Dorothy Stang: 20 anos após sua morte, legado de luta permanece vivo
Missionária foi assassinada em 2005 no Pará; conflitos agrários ainda persistem

Brasília - Duas décadas após o assassinato da missionária norte-americana Dorothy Stang, seu legado de luta em defesa das comunidades assentadas e da Amazônia segue vivo. Morta em 12 de fevereiro de 2005, na cidade de Anapu (PA), a religiosa da Congregação das Irmãs de Notre Dame de Namur vivia um momento de esperança com a implementação de projetos agroflorestais na região. A ativista e missionária Jean Ann Bellini, da coordenação da Comissão Pastoral da Terra (CPT), lembra que Dorothy defendia um modelo sustentável para a sobrevivência das comunidades locais.
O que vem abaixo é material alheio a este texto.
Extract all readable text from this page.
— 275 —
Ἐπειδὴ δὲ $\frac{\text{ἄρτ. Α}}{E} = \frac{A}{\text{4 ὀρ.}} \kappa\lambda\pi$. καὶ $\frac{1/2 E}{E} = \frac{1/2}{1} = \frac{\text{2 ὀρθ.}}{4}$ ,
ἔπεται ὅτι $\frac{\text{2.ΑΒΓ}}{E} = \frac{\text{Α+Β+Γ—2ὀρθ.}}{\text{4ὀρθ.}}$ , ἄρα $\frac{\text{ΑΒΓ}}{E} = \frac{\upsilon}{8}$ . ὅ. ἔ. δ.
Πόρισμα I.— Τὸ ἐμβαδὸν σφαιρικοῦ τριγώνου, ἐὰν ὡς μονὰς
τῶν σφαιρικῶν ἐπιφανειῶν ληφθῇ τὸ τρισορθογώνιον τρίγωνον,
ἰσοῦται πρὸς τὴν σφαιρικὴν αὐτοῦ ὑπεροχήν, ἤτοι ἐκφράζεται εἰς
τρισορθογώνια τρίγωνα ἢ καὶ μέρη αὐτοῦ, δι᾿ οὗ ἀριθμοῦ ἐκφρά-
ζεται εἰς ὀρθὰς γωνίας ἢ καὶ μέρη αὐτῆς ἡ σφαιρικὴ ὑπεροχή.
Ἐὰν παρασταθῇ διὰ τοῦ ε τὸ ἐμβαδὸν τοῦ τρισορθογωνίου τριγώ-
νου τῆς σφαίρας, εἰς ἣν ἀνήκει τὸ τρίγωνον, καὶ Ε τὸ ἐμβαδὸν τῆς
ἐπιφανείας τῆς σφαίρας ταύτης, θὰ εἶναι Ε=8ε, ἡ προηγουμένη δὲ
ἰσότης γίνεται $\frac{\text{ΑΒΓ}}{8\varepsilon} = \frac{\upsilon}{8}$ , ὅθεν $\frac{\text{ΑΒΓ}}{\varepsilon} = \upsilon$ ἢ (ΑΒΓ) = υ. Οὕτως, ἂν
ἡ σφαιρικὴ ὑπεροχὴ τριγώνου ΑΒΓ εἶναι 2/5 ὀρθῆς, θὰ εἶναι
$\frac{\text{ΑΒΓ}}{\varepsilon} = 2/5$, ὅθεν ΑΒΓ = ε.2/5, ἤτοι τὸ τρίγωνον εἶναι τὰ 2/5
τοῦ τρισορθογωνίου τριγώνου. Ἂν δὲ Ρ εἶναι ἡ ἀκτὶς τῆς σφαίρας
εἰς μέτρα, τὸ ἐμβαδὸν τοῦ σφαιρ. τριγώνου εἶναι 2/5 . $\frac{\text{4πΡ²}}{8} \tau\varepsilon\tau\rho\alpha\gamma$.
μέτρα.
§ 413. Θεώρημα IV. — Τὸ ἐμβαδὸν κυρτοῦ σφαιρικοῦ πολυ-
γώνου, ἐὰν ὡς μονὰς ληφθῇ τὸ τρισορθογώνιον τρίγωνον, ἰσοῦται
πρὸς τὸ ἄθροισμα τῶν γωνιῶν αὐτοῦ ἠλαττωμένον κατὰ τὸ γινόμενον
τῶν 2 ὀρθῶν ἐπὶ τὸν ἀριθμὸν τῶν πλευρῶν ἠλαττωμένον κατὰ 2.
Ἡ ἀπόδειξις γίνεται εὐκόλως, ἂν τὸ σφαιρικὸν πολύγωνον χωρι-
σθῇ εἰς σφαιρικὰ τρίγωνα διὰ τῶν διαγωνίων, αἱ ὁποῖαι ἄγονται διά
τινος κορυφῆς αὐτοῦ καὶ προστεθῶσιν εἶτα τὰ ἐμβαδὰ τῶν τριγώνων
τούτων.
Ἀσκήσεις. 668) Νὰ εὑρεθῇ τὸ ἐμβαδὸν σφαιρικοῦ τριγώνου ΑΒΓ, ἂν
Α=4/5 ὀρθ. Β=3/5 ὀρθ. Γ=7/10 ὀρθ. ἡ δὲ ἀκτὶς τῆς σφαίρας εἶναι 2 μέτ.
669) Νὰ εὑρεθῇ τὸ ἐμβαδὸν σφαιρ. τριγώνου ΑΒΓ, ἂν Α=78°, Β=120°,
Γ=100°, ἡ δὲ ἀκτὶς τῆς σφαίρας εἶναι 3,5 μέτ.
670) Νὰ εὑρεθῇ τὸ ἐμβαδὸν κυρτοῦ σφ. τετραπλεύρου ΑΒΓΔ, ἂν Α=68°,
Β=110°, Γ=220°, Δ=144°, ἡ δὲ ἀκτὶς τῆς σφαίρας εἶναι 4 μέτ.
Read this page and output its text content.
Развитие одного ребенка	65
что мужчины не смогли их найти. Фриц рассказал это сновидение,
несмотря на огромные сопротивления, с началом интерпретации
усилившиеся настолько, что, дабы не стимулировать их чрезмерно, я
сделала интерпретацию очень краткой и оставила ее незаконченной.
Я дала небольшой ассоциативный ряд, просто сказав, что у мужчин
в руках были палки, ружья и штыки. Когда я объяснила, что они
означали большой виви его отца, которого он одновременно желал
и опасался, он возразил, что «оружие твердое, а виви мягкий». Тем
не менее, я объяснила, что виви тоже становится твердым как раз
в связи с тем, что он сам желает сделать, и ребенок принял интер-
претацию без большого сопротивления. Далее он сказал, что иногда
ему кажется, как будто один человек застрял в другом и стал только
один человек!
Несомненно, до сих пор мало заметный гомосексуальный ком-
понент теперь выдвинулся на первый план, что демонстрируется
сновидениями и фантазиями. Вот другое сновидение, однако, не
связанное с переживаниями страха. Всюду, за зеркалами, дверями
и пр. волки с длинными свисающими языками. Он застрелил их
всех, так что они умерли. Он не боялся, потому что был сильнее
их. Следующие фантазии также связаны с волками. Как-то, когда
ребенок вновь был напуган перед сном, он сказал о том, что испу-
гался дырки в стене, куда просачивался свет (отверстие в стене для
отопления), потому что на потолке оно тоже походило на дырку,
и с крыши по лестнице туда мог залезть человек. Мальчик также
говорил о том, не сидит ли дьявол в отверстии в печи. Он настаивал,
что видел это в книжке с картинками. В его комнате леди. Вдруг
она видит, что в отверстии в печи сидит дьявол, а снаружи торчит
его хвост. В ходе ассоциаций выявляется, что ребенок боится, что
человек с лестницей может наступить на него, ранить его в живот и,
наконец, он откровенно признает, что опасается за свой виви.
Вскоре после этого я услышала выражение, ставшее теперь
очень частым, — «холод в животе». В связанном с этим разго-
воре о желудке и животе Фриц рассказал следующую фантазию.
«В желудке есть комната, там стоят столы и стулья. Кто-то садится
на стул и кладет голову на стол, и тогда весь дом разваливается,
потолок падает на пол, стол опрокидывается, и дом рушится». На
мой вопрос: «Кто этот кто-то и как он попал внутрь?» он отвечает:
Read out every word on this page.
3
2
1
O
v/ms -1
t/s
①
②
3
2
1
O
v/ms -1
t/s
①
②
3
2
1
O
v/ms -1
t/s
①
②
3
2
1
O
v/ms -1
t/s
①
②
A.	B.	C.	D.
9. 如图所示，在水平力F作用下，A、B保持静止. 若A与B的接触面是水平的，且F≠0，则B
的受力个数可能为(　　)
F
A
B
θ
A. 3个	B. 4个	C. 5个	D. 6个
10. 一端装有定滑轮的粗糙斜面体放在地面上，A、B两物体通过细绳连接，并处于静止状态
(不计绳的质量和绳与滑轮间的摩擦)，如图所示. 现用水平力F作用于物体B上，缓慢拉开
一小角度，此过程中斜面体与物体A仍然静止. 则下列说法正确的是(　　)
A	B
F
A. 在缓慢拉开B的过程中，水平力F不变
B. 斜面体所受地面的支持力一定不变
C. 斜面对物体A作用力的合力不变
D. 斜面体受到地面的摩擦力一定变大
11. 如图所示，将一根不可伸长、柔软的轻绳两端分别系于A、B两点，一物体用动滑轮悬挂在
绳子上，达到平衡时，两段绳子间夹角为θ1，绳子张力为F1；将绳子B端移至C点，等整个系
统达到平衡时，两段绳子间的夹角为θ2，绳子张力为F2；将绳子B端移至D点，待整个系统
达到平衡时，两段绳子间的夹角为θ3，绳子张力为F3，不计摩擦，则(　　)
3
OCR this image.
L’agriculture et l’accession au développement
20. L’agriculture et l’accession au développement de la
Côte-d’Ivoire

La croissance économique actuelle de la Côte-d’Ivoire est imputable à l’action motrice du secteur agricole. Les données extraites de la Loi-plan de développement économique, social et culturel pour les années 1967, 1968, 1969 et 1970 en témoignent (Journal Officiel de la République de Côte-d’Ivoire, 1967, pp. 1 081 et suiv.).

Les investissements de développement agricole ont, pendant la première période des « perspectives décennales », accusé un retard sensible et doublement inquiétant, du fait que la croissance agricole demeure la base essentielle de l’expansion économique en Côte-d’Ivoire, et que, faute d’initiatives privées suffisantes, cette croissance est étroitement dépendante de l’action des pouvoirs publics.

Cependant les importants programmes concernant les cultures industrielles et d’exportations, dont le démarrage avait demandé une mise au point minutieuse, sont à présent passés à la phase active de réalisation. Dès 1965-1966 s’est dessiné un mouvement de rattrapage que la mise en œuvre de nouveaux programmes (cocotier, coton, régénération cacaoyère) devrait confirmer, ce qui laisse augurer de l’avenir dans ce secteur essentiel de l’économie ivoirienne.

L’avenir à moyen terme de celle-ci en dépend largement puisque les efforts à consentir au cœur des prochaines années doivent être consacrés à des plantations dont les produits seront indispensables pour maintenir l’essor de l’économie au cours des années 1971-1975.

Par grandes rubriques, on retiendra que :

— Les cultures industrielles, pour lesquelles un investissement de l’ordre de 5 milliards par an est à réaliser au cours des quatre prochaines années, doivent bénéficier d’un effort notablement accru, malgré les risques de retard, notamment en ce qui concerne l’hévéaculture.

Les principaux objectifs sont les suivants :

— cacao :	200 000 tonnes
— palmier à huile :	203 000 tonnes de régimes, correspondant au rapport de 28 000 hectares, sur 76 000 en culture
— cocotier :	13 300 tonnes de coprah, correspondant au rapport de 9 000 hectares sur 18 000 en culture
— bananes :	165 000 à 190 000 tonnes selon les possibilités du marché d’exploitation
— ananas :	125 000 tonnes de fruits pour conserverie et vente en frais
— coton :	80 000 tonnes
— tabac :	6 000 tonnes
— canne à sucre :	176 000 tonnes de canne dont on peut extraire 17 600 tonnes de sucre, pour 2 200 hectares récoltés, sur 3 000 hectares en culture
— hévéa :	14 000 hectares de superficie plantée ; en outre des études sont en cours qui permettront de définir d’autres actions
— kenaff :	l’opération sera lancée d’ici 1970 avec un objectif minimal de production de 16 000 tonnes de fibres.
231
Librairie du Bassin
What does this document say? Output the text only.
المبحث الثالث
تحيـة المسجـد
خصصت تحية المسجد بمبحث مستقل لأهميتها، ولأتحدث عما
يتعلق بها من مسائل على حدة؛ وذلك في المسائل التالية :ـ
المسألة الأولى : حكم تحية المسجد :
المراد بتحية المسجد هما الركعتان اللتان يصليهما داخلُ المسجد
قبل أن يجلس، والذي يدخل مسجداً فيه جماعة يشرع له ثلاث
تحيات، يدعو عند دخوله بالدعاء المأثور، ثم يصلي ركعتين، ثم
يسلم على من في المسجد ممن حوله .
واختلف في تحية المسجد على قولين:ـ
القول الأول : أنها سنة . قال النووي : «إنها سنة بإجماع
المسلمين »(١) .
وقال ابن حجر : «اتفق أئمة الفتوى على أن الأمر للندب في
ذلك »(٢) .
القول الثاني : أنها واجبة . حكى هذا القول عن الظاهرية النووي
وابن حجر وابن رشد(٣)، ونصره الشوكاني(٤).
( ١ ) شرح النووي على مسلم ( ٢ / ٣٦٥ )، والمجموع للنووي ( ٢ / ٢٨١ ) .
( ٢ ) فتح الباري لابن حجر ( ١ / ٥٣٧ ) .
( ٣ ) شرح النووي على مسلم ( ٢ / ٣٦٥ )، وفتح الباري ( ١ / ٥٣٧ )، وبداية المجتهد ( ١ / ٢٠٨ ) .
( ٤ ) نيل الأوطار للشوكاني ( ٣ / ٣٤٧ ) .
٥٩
Os fazendeiros Vitalmiro Bastos de Moura e Regivaldo Pereira Galvão foram apontados como mandantes do crime e condenados pela Justiça. Segundo Bellini, Dorothy acreditava na agrofloresta como uma alternativa viável para conciliar produção agrícola e preservação ambiental. “Ela se entusiasmava com a ideia de integrar culturas anuais com árvores nativas, como castanheiras e cupuaçuzeiros”, recorda a missionária, que na época trabalhava no interior do Mato Grosso.
Conflitos agrários persistem
Mesmo após a morte de Dorothy, os conflitos no campo não cessaram. Bellini afirma que, apesar do avanço das políticas públicas, a pressão de grandes proprietários de terra intensificou-se na região. “Na época, Anapu era uma área pouco explorada, com muitas terras federais. A ausência do Estado facilitava a ocupação irregular”, explica.
O Instituto Nacional de Colonização e Reforma Agrária (Incra) propôs a criação de assentamentos voltados para a preservação da floresta, mas enfrentou resistência. “Entre os assentados, havia aqueles que priorizavam o modelo convencional de exploração, buscando lucro imediato, o que gerou embates”, analisa Bellini. Para ela, a disputa entre os modelos de uso da terra ainda persiste, com fazendeiros pressionando comunidades agroflorestais a abandonarem suas práticas sustentáveis.
Amazônia ameaçada
Desde a morte da missionária, Bellini visitou Anapu três vezes. A ativista destaca que a infraestrutura da cidade permanece precária, mas a exploração madeireira e a especulação fundiária cresceram. “A Transamazônica continua sendo estrada de chão, mas a quantidade de carretas transportando madeira e material de construção impressiona. O ‘desenvolvimento’ segue um modelo predatório”, critica.
Dorothy Stang era conhecida pelo seu compromisso com a justiça social e a preservação ambiental. “Ela tinha amor pelas famílias e queria acelerar os projetos sustentáveis. Defendia que a luta pela terra deveria ser coletiva, garantindo um futuro para as próximas gerações”, ressalta Bellini.
A morte da missionária reforçou a necessidade de proteger lideranças comunitárias e fortalecer redes de apoio. “As comunidades entenderam que não podem expor demais uma única liderança. A luta precisa ser compartilhada por todos”, pontua a ativista.
Violência no campo cresce
Os dados mais recentes da Pastoral da Terra, divulgados em 2023, indicam que os conflitos agrários continuam em alta. Foram registradas 2.203 disputas no campo, um aumento em relação a 2022, quando ocorreram 2.050 casos. A Bahia lidera o ranking de estados com maior número de conflitos (249), seguida do Pará (227).
A violência contra pessoas também preocupa. Em 2023, houve 554 registros, incluindo 31 assassinatos, uma redução de 34% em comparação com os 47 homicídios de 2022. O uso de agrotóxicos foi a principal forma de violência, vitimando 336 pessoas. Além disso, foram registradas 218 ameaças de morte, 194 casos de intimidação e 160 processos de criminalização de líderes comunitários.
A luta de Dorothy Stang e de tantas outras lideranças segue viva, mas os desafios persistem. A preservação da floresta e a defesa dos direitos das comunidades continuam no centro das disputas pelo futuro da Amazônia.